Nächstes mal einfach Linux schon vor dem eigentlichen Booten anweisen in der Shell zu starten dann spart man sich den Umweg. Treiber-Komplikationen lassen sich eigentlich immer in der Shell beheben, ich für meinen teil führe die gesamte Installation im erweiterten Modus durch und kann deshalb schon einige Pakte bei der eigentlich Installation des Betriebssystemes einbinden das macht das ganze noch etwas sauberer. Immer noch besser als der Kernelbau.

Sonst kann ich nur wie es oben schon steht Ubuntuusers empfehlen


----------



## Shirozen (24. Oktober 2014)

Das ist schon richtig, aber ich bin bei Linux noch kompletter Anfänger. Bin schon froh das ich das selbst herausgefunden habe. Allerdings weiß ich nun beim nächsten mal Bescheid. Bei Steam Os funtzt der Treiber übrigens nicht was mich dann doch bisschen wundert. 

Besten Gruß


----------



## headbreaker (24. Oktober 2014)

Shirozen schrieb:


> Das ist schon richtig, aber ich bin bei Linux noch kompletter Anfänger. Bin schon froh das ich das selbst herausgefunden habe. Allerdings weiß ich nun beim nächsten mal Bescheid. Bei Steam Os funtzt der Treiber übrigens nicht was mich dann doch bisschen wundert.
> 
> Besten Gruß


 
Ja beim steam os wurden einige Reps. rausgeschmissen aber es befindet sich ja auch noch in der betaphase, ich persönlich kann ja nach stärke des PCs eher LXDE, XFCE oder Debian empfehlen, am beliebtesten ist aber wohl immernoch ubuntu oder Mint. Arch kann ich für den einstieg auch nicht empfehlen.

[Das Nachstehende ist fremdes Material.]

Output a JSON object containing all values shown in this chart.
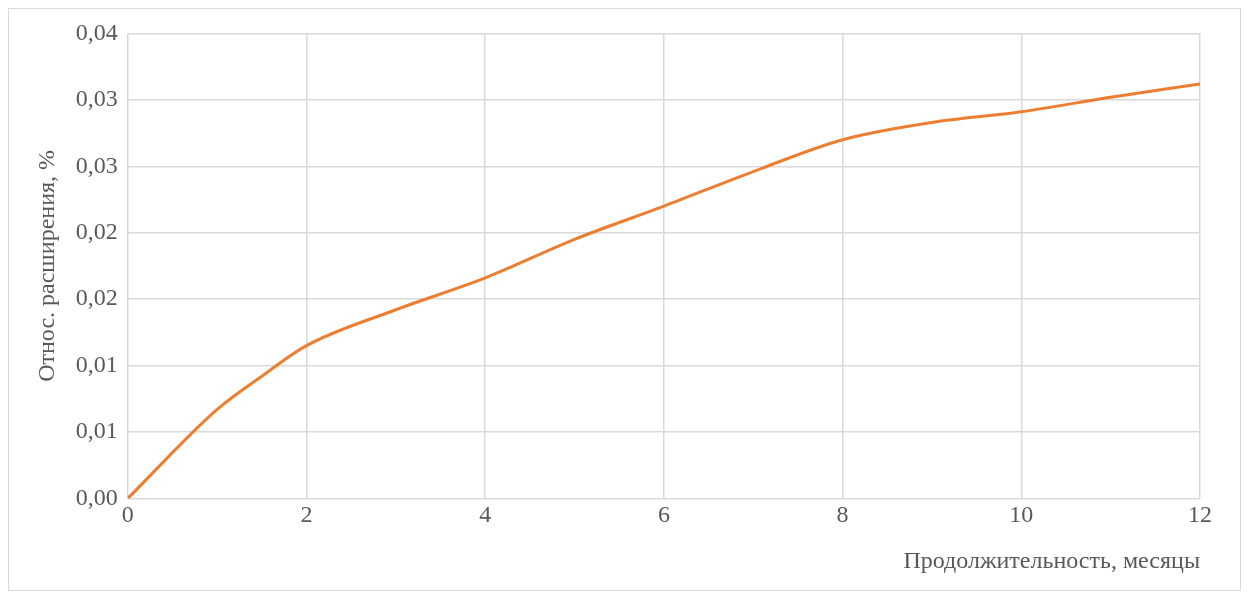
{
  "chart_data": {
    "type": "line",
    "xlabel": "Продолжительность, месяцы",
    "ylabel": "Относ. расширения, %",
    "x": [
      0,
      1,
      1.5,
      2,
      3,
      4,
      5,
      6,
      7,
      8,
      9,
      10,
      11,
      12
    ],
    "series": [
      {
        "color": "#ed7d31",
        "values": [
          0,
          0.0067,
          0.0092,
          0.0115,
          0.0142,
          0.0166,
          0.0195,
          0.022,
          0.0246,
          0.027,
          0.0283,
          0.0291,
          0.0302,
          0.0312
        ]
      }
    ],
    "xlim": [
      0,
      12
    ],
    "xticks": [
      0,
      2,
      4,
      6,
      8,
      10,
      12
    ],
    "ylim": [
      0,
      0.035
    ],
    "yticks": [
      {
        "value": 0,
        "label": "0,00"
      },
      {
        "value": 0.005,
        "label": "0,01"
      },
      {
        "value": 0.01,
        "label": "0,01"
      },
      {
        "value": 0.015,
        "label": "0,02"
      },
      {
        "value": 0.02,
        "label": "0,02"
      },
      {
        "value": 0.025,
        "label": "0,03"
      },
      {
        "value": 0.03,
        "label": "0,03"
      },
      {
        "value": 0.035,
        "label": "0,04"
      }
    ],
    "grid": true,
    "legend": false,
    "marker": "none",
    "line_style": "solid"
  }
}
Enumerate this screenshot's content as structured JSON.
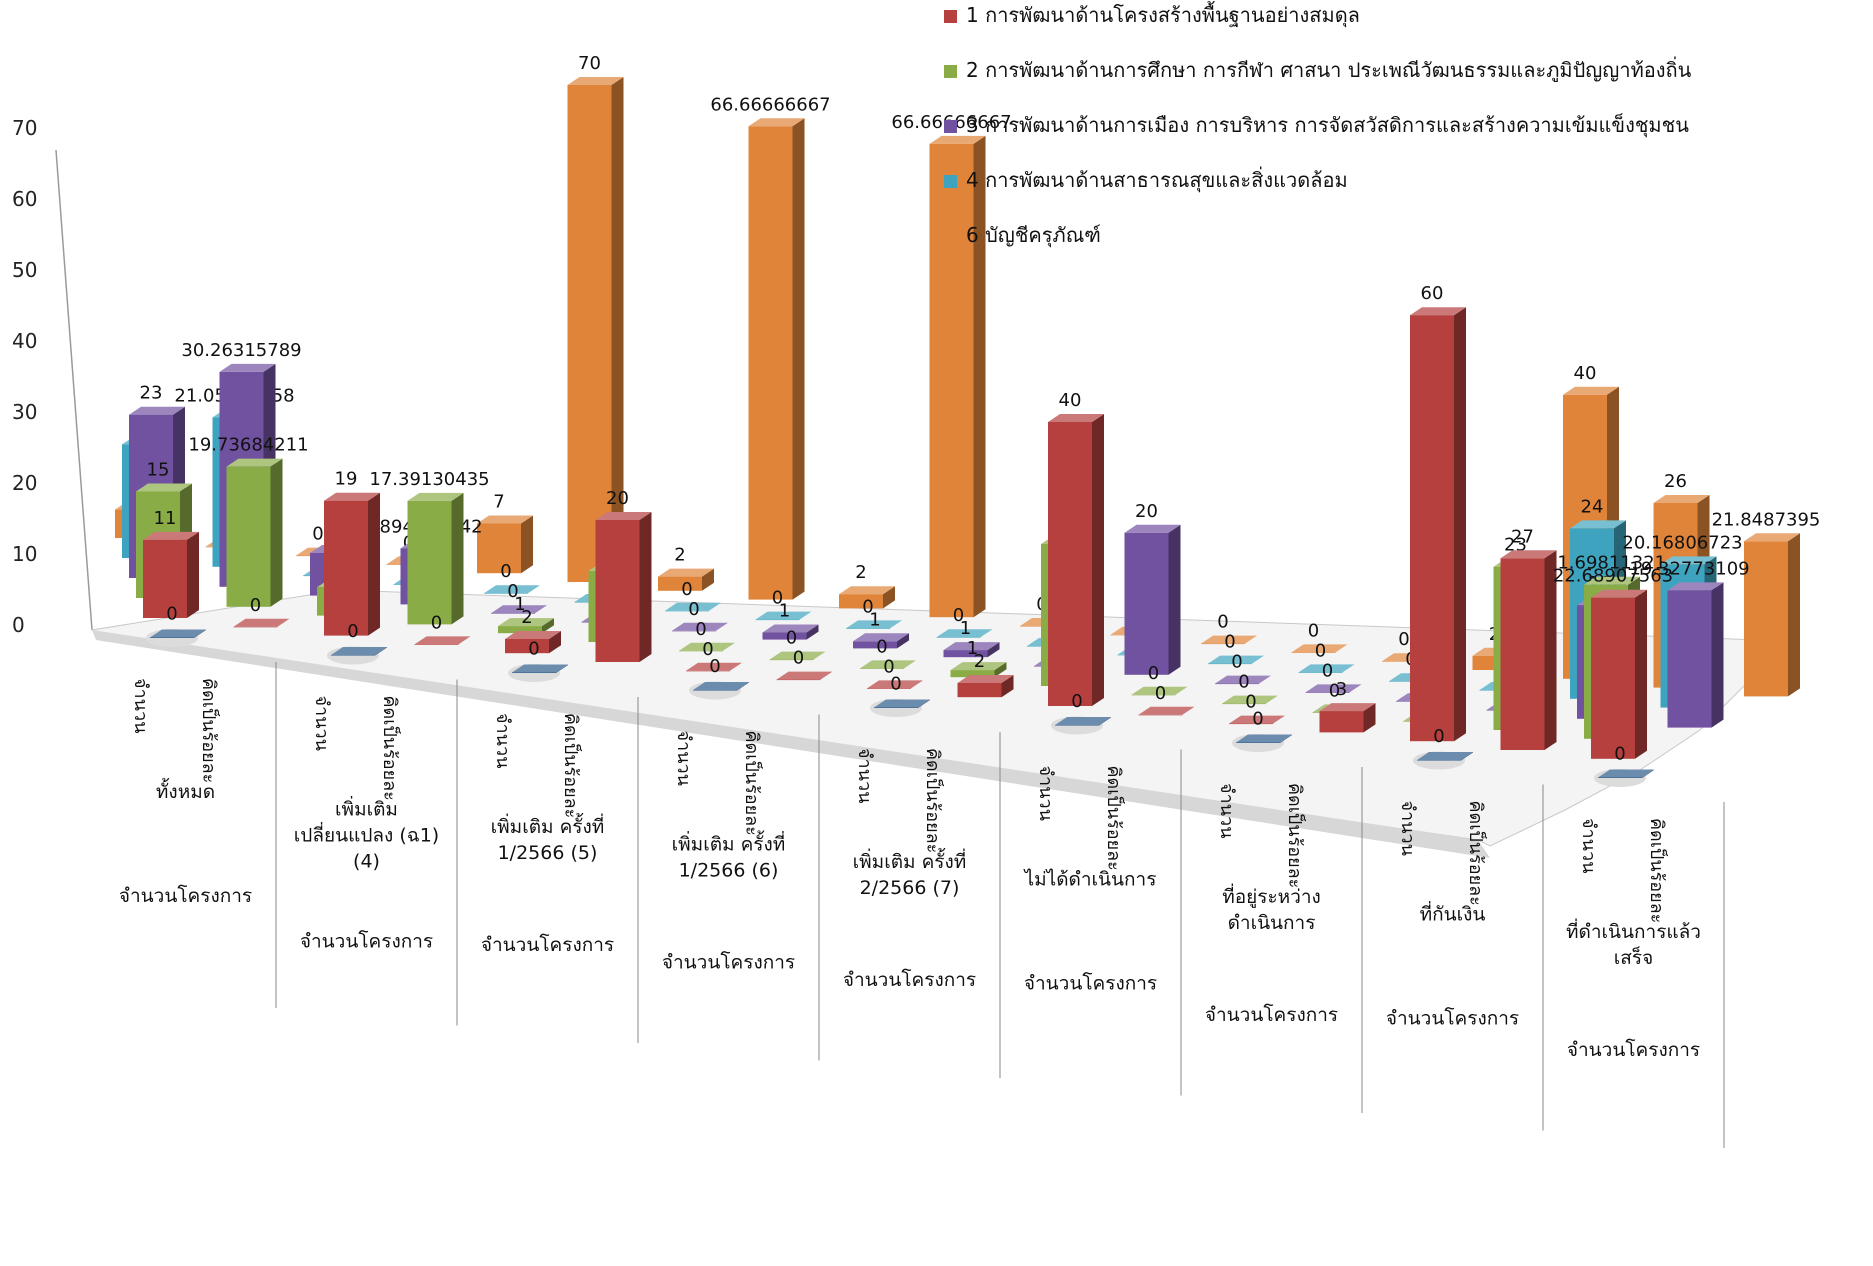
{
  "chart_data": {
    "type": "bar",
    "subtype": "3d-column",
    "y_ticks": [
      "0",
      "10",
      "20",
      "30",
      "40",
      "50",
      "60",
      "70"
    ],
    "ylim": [
      0,
      70
    ],
    "legend_position": "top-right",
    "legend": [
      {
        "name": "1 การพัฒนาด้านโครงสร้างพื้นฐานอย่างสมดุล",
        "color": "#b5403e"
      },
      {
        "name": "2 การพัฒนาด้านการศึกษา การกีฬา ศาสนา ประเพณีวัฒนธรรมและภูมิปัญญาท้องถิ่น",
        "color": "#8aac46"
      },
      {
        "name": "3 การพัฒนาด้านการเมือง การบริหาร การจัดสวัสดิการและสร้างความเข้มแข็งชุมชน",
        "color": "#7152a0"
      },
      {
        "name": "4 การพัฒนาด้านสาธารณสุขและสิ่งแวดล้อม",
        "color": "#3ea3bf"
      },
      {
        "name": "6 บัญชีครุภัณฑ์",
        "color": "#e0843a"
      }
    ],
    "groups": [
      {
        "label": [
          "ทั้งหมด"
        ],
        "bottom": "จำนวนโครงการ"
      },
      {
        "label": [
          "เพิ่มเติม",
          "เปลี่ยนแปลง (ฉ1)",
          "(4)"
        ],
        "bottom": "จำนวนโครงการ"
      },
      {
        "label": [
          "เพิ่มเติม  ครั้งที่",
          "1/2566 (5)"
        ],
        "bottom": "จำนวนโครงการ"
      },
      {
        "label": [
          "เพิ่มเติม  ครั้งที่",
          "1/2566   (6)"
        ],
        "bottom": "จำนวนโครงการ"
      },
      {
        "label": [
          "เพิ่มเติม  ครั้งที่",
          "2/2566 (7)"
        ],
        "bottom": "จำนวนโครงการ"
      },
      {
        "label": [
          "ไม่ได้ดำเนินการ"
        ],
        "bottom": "จำนวนโครงการ"
      },
      {
        "label": [
          "ที่อยู่ระหว่าง",
          "ดำเนินการ"
        ],
        "bottom": "จำนวนโครงการ"
      },
      {
        "label": [
          "ที่กันเงิน"
        ],
        "bottom": "จำนวนโครงการ"
      },
      {
        "label": [
          "ที่ดำเนินการแล้ว",
          "เสร็จ"
        ],
        "bottom": "จำนวนโครงการ"
      }
    ],
    "subcategories": [
      "จำนวน",
      "คิดเป็นร้อยละ"
    ],
    "rows": [
      {
        "series": "6 บัญชีครุภัณฑ์",
        "values": [
          {
            "v": 4,
            "label": "4"
          },
          {
            "v": 0,
            "label": "0"
          },
          {
            "v": 0,
            "label": "0"
          },
          {
            "v": 0,
            "label": "0"
          },
          {
            "v": 7,
            "label": "7"
          },
          {
            "v": 70,
            "label": "70"
          },
          {
            "v": 2,
            "label": "2"
          },
          {
            "v": 66.66666667,
            "label": "66.66666667"
          },
          {
            "v": 2,
            "label": "2"
          },
          {
            "v": 66.66666667,
            "label": "66.66666667"
          },
          {
            "v": 0,
            "label": "0"
          },
          {
            "v": 0,
            "label": "0"
          },
          {
            "v": 0,
            "label": "0"
          },
          {
            "v": 0,
            "label": "0"
          },
          {
            "v": 0,
            "label": "0"
          },
          {
            "v": 2,
            "label": "2"
          },
          {
            "v": 40,
            "label": "40"
          },
          {
            "v": 26,
            "label": "26"
          },
          {
            "v": 21.8487395,
            "label": "21.8487395"
          }
        ]
      },
      {
        "series": "4 การพัฒนาด้านสาธารณสุขและสิ่งแวดล้อม",
        "values": [
          {
            "v": 16,
            "label": "16"
          },
          {
            "v": 21.05263158,
            "label": "21.05263158"
          },
          {
            "v": 0,
            "label": "0"
          },
          {
            "v": 0,
            "label": "0"
          },
          {
            "v": 0,
            "label": "0"
          },
          {
            "v": 0,
            "label": "0"
          },
          {
            "v": 0,
            "label": "0"
          },
          {
            "v": 0,
            "label": "0"
          },
          {
            "v": 0,
            "label": "0"
          },
          {
            "v": 0,
            "label": "0"
          },
          {
            "v": 0,
            "label": "0"
          },
          {
            "v": 0,
            "label": "0"
          },
          {
            "v": 0,
            "label": "0"
          },
          {
            "v": 0,
            "label": "0"
          },
          {
            "v": 0,
            "label": "0"
          },
          {
            "v": 0,
            "label": "0"
          },
          {
            "v": 24,
            "label": "24"
          },
          {
            "v": 20.16806723,
            "label": "20.16806723"
          }
        ]
      },
      {
        "series": "3 การพัฒนาด้านการเมือง การบริหาร การจัดสวัสดิการและสร้างความเข้มแข็งชุมชน",
        "values": [
          {
            "v": 23,
            "label": "23"
          },
          {
            "v": 30.26315789,
            "label": "30.26315789"
          },
          {
            "v": 6,
            "label": "6"
          },
          {
            "v": 7.894736842,
            "label": "7.894736842"
          },
          {
            "v": 0,
            "label": "0"
          },
          {
            "v": 0,
            "label": "0"
          },
          {
            "v": 0,
            "label": "0"
          },
          {
            "v": 1,
            "label": "1"
          },
          {
            "v": 1,
            "label": "1"
          },
          {
            "v": 1,
            "label": "1"
          },
          {
            "v": 0,
            "label": "0"
          },
          {
            "v": 20,
            "label": "20"
          },
          {
            "v": 0,
            "label": "0"
          },
          {
            "v": 0,
            "label": "0"
          },
          {
            "v": 0,
            "label": "0"
          },
          {
            "v": 0,
            "label": "0"
          },
          {
            "v": 16,
            "label": "16"
          },
          {
            "v": 19.3277311,
            "label": "19.32773109"
          }
        ]
      },
      {
        "series": "2 การพัฒนาด้านการศึกษา การกีฬา ศาสนา ประเพณีวัฒนธรรมและภูมิปัญญาท้องถิ่น",
        "values": [
          {
            "v": 15,
            "label": "15"
          },
          {
            "v": 19.73684211,
            "label": "19.73684211"
          },
          {
            "v": 4,
            "label": "4"
          },
          {
            "v": 17.39130435,
            "label": "17.39130435"
          },
          {
            "v": 1,
            "label": "1"
          },
          {
            "v": 10,
            "label": "10"
          },
          {
            "v": 0,
            "label": "0"
          },
          {
            "v": 0,
            "label": "0"
          },
          {
            "v": 0,
            "label": "0"
          },
          {
            "v": 1,
            "label": "1"
          },
          {
            "v": 20,
            "label": "20"
          },
          {
            "v": 0,
            "label": "0"
          },
          {
            "v": 0,
            "label": "0"
          },
          {
            "v": 0,
            "label": "0"
          },
          {
            "v": 0,
            "label": "0"
          },
          {
            "v": 23,
            "label": "23"
          },
          {
            "v": 21.69811321,
            "label": "21.69811321"
          }
        ]
      },
      {
        "series": "1 การพัฒนาด้านโครงสร้างพื้นฐานอย่างสมดุล",
        "values": [
          {
            "v": 11,
            "label": "11"
          },
          {
            "v": 0,
            "label": "0"
          },
          {
            "v": 19,
            "label": "19"
          },
          {
            "v": 0,
            "label": "0"
          },
          {
            "v": 2,
            "label": "2"
          },
          {
            "v": 20,
            "label": "20"
          },
          {
            "v": 0,
            "label": "0"
          },
          {
            "v": 0,
            "label": "0"
          },
          {
            "v": 0,
            "label": "0"
          },
          {
            "v": 2,
            "label": "2"
          },
          {
            "v": 40,
            "label": "40"
          },
          {
            "v": 0,
            "label": "0"
          },
          {
            "v": 0,
            "label": "0"
          },
          {
            "v": 3,
            "label": "3"
          },
          {
            "v": 60,
            "label": "60"
          },
          {
            "v": 27,
            "label": "27"
          },
          {
            "v": 22.68907563,
            "label": "22.68907563"
          }
        ]
      },
      {
        "series": "front",
        "values": [
          {
            "v": 0,
            "label": "0"
          },
          {
            "v": 0,
            "label": "0"
          },
          {
            "v": 0,
            "label": "0"
          },
          {
            "v": 0,
            "label": "0"
          },
          {
            "v": 0,
            "label": "0"
          },
          {
            "v": 0,
            "label": "0"
          },
          {
            "v": 0,
            "label": "0"
          },
          {
            "v": 0,
            "label": "0"
          },
          {
            "v": 0,
            "label": "0"
          }
        ]
      }
    ]
  }
}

Steam OS Beta halte ich am anfang für vielleicht nicht so ratsam weil da noch einiges dran gemacht werden muss. Es macht eigentlich keinen unterschied ob du unter Ubuntu oder SteamOS spielst,.... und für Ubuntu bekommst du auf Ubuntuusers auch sehr guten Support dieser ist zwar oft übertragbarauf andere Deviate aber nicht immer funktioniert das reibungslos


----------



## K3n$! (25. Oktober 2014)

> ich persönlich kann ja nach stärke des PCs eher LXDE, XFCE oder Debian empfehlen, am beliebtesten ist aber wohl immernoch ubuntu oder Mint. Arch kann ich für den einstieg auch nicht empfehlen.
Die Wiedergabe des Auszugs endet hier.